Settembre era quasi finito. Ella non mangiava più, non dormiva più.
Ora restava a casa sua tenendosi rannicchiata, le mani sulle ginocchia e la testa rinversata e poggiata al muro.
A che pro levarsi, a che pro coricarsi? Ella si gettava proprio quando era sfinita. Altrimenti restava là sempre seduta, intirizzita, i suoi denti battevano dal freddo in quell’immobilità; aveva sempre l’impressione di un cerchiodi ferro che le serrasse le tempie, e sentiva le guance tirarsi e la bocca seccarsi. Spesso poi gettava un gemito rauco mentre la testa batteva contro il muro.
Oppure lo chiamava per nome, teneramente, appassionatamente, a voce bassa, come se egli fosse là vicino e le susurrasse parole di amore.
Le accadeva qualche volta di pensare ad altro, si divertiva per esempio a guardare l’ombra della Vergine in maiolica, che si allungava lentamente a misura che la luce finiva, sull’alto legno del suo letto.
Ma poi un risveglio crudele ravvivava la sua angoscia ed ella ricominciava a gemere battendo la testa vicino al muro....

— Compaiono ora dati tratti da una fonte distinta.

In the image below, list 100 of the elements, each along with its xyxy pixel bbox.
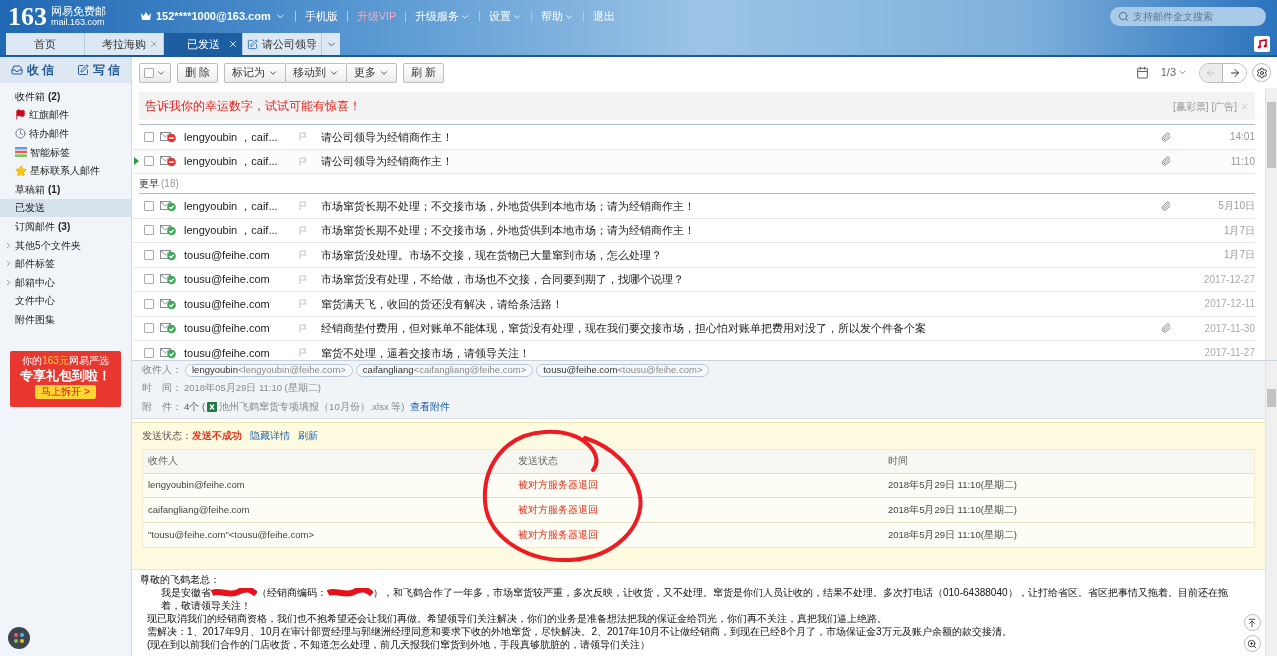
folder-item[interactable]: 星标联系人邮件 xyxy=(0,161,131,180)
time: 2017-12-27 xyxy=(1202,272,1255,287)
folder-item[interactable]: 订阅邮件 (3) xyxy=(0,217,131,236)
flag-outline-icon[interactable] xyxy=(299,323,308,333)
sender: tousu@feihe.com xyxy=(184,272,271,287)
folder-item[interactable]: 收件箱 (2) xyxy=(0,87,131,106)
tab[interactable]: 考拉海购 xyxy=(85,33,164,55)
tab[interactable]: 首页 xyxy=(6,33,85,55)
search-input[interactable]: 支持邮件全文搜索 xyxy=(1133,9,1258,24)
toolbar-button[interactable]: 刷 新 xyxy=(403,62,445,83)
compose-button[interactable]: 写 信 xyxy=(65,61,131,79)
time: 1月7日 xyxy=(1222,223,1255,238)
page-selector[interactable]: 1/3 xyxy=(1160,64,1187,81)
current-marker-icon xyxy=(134,157,139,166)
promo-headline: 专享礼包到啦！ xyxy=(20,367,111,384)
toolbar-button[interactable]: 删 除 xyxy=(177,62,219,83)
search-field[interactable]: 支持邮件全文搜索 xyxy=(1110,7,1266,26)
column-header: 收件人 xyxy=(148,454,179,469)
calendar-icon[interactable] xyxy=(1135,66,1149,79)
folder-item[interactable]: 红旗邮件 xyxy=(0,105,131,125)
tab[interactable]: 请公司领导 xyxy=(243,33,322,55)
flag-outline-icon[interactable] xyxy=(299,348,308,358)
receive-button[interactable]: 收 信 xyxy=(0,61,66,79)
flag-outline-icon[interactable] xyxy=(299,132,308,142)
checkbox[interactable] xyxy=(144,347,154,358)
view-attachments-link[interactable]: 查看附件 xyxy=(410,399,451,414)
tab[interactable]: 已发送 xyxy=(164,33,243,55)
sender: lengyoubin ，caif... xyxy=(184,154,279,169)
attachment-label: 附 件： xyxy=(142,399,182,414)
folder-item[interactable]: 附件图集 xyxy=(0,310,131,329)
folder-item[interactable]: 草稿箱 (1) xyxy=(0,179,131,199)
select-all-checkbox[interactable] xyxy=(139,62,171,83)
subject: 窜货不处理，逼着交接市场，请领导关注！ xyxy=(321,345,531,360)
arrow-up-icon xyxy=(1247,617,1257,628)
close-icon[interactable] xyxy=(307,39,317,49)
recipient-chip[interactable]: tousu@feihe.com<tousu@feihe.com> xyxy=(536,363,710,377)
account-menu[interactable]: 152****1000@163.com xyxy=(156,8,286,25)
promo-banner[interactable]: 你的163元网易严选 专享礼包到啦！ 马上拆开 > xyxy=(10,350,121,407)
time-label: 时 间： xyxy=(142,381,182,396)
table-cell-text: lengyoubin@feihe.com xyxy=(148,478,246,493)
flag-outline-icon[interactable] xyxy=(299,225,308,235)
toolbar-button[interactable]: 更多 xyxy=(346,62,398,83)
folder-item[interactable]: 已发送 xyxy=(0,198,131,218)
status-link[interactable]: 隐藏详情 xyxy=(250,428,290,443)
clock-icon xyxy=(15,128,26,139)
flag-outline-icon[interactable] xyxy=(299,201,308,211)
star-icon xyxy=(15,164,27,177)
close-icon[interactable] xyxy=(228,39,238,49)
checkbox[interactable] xyxy=(144,156,154,167)
folder-item[interactable]: 邮件标签 xyxy=(0,254,131,273)
logo-domain: mail.163.com xyxy=(51,18,106,27)
app-grid-icon[interactable] xyxy=(8,627,30,649)
subject: 窜货满天飞，收回的货还没有解决，请给条活路！ xyxy=(321,296,564,312)
ad-banner[interactable]: 告诉我你的幸运数字，试试可能有惊喜！ [赢彩票] [广告] xyxy=(139,92,1255,120)
sender: lengyoubin ，caif... xyxy=(184,198,279,214)
zoom-button[interactable] xyxy=(1243,635,1261,652)
sender: lengyoubin ，caif... xyxy=(184,129,279,145)
group-header[interactable]: 更早 xyxy=(139,176,159,191)
attachment-icon xyxy=(1161,323,1171,334)
table-cell-text: caifangliang@feihe.com xyxy=(148,502,251,517)
status-link[interactable]: 刷新 xyxy=(298,428,318,443)
search-icon xyxy=(1118,11,1129,22)
tabs-dropdown-button[interactable] xyxy=(322,33,340,55)
checkbox[interactable] xyxy=(144,249,154,260)
sender: tousu@feihe.com xyxy=(184,296,271,312)
checkbox[interactable] xyxy=(144,225,154,236)
checkbox[interactable] xyxy=(144,274,154,285)
caret-icon xyxy=(1178,68,1187,77)
flag-outline-icon[interactable] xyxy=(299,299,308,309)
flag-outline-icon[interactable] xyxy=(299,156,308,166)
group-count: (18) xyxy=(161,177,179,191)
recipient-chip[interactable]: lengyoubin<lengyoubin@feihe.com> xyxy=(185,363,353,377)
folder-item[interactable]: 待办邮件 xyxy=(0,124,131,143)
table-cell-text: 2018年5月29日 11:10(星期二) xyxy=(888,502,1019,517)
crown-icon xyxy=(140,11,152,22)
folder-item[interactable]: 其他5个文件夹 xyxy=(0,235,131,255)
flag-outline-icon[interactable] xyxy=(299,250,308,260)
checkbox[interactable] xyxy=(144,323,154,334)
folder-item[interactable]: 智能标签 xyxy=(0,142,131,162)
folder-item[interactable]: 邮箱中心 xyxy=(0,272,131,292)
scrollbar[interactable] xyxy=(1265,88,1277,360)
time: 2017-11-27 xyxy=(1203,346,1255,360)
attachment-count: 4个 ( xyxy=(184,399,206,414)
music-button[interactable] xyxy=(1254,36,1270,52)
toolbar-button[interactable]: 移动到 xyxy=(285,62,348,83)
flag-outline-icon[interactable] xyxy=(299,274,308,284)
toolbar-button[interactable]: 标记为 xyxy=(224,62,287,83)
redaction-scribble xyxy=(327,588,373,599)
scroll-top-button[interactable] xyxy=(1243,614,1261,631)
promo-button[interactable]: 马上拆开 > xyxy=(35,384,96,399)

Tutte le ore del giorno passavano l’una dopo l’altra, e tutte quelle della sera, e tutte quelle della notte, e tutte quelle del mattino. Quando ella calcolava da quanto tempo egli avrebbe dovuto ritornare si sentiva prendere da un terrore più grande; allora non voleva ricordare più le date, nè i nomi dei giorni.